ExACT: An End-to-End Autonomous Excavator System Using Action Chunking With Transformers
This addresses the need for safer and more efficient autonomous excavators in construction and mining, though it is incremental as it builds on existing imitation learning methods for a specific domain.
The paper tackles the problem of autonomous excavation by introducing ExACT, an end-to-end system that uses imitation learning with Action Chunking with Transformers to control excavator valves directly from raw sensor data, demonstrating the capability to complete tasks like reaching, digging, and dumping with minimal human demonstrations in a simulator.

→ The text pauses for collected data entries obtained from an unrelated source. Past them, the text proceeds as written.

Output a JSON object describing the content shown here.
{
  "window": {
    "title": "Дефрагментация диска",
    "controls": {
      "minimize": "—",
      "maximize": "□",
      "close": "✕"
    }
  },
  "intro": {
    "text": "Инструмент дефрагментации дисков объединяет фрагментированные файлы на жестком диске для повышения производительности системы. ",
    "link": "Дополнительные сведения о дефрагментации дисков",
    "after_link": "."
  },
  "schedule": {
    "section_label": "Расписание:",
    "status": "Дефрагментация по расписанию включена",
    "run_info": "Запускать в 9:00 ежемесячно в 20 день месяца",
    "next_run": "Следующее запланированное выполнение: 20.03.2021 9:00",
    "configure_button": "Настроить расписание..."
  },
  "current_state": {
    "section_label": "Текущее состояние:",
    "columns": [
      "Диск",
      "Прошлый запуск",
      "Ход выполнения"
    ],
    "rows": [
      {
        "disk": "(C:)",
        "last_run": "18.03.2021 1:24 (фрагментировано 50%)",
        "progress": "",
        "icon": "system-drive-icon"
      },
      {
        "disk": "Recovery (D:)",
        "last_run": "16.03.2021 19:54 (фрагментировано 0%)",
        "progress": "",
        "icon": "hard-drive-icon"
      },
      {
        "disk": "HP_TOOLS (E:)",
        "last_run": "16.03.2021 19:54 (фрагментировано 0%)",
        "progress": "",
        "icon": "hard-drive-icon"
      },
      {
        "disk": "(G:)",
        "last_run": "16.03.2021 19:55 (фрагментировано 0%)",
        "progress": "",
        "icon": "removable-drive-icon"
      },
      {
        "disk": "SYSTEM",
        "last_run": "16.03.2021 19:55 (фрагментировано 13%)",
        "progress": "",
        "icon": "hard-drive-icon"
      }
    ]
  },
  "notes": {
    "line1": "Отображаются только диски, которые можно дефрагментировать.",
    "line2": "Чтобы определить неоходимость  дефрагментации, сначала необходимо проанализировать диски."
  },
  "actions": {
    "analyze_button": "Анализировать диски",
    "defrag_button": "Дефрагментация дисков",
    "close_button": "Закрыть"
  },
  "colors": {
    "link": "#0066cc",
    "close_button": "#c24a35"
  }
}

Excavators are crucial for diverse tasks such as construction and mining, while autonomous excavator systems enhance safety and efficiency, address labor shortages, and improve human working conditions. Different from the existing modularized approaches, this paper introduces ExACT, an end-to-end autonomous excavator system that processes raw LiDAR, camera data, and joint positions to control excavator valves directly. Utilizing the Action Chunking with Transformers (ACT) architecture, ExACT employs imitation learning to take observations from multi-modal sensors as inputs and generate actionable sequences. In our experiment, we build a simulator based on the captured real-world data to model the relations between excavator valve states and joint velocities. With a few human-operated demonstration data trajectories, ExACT demonstrates the capability of completing different excavation tasks, including reaching, digging and dumping through imitation learning in validations with the simulator. To the best of our knowledge, ExACT represents the first instance towards building an end-to-end autonomous excavator system via imitation learning methods with a minimal set of human demonstrations. The video about this work can be accessed at https://youtu.be/NmzR_Rf-aEk.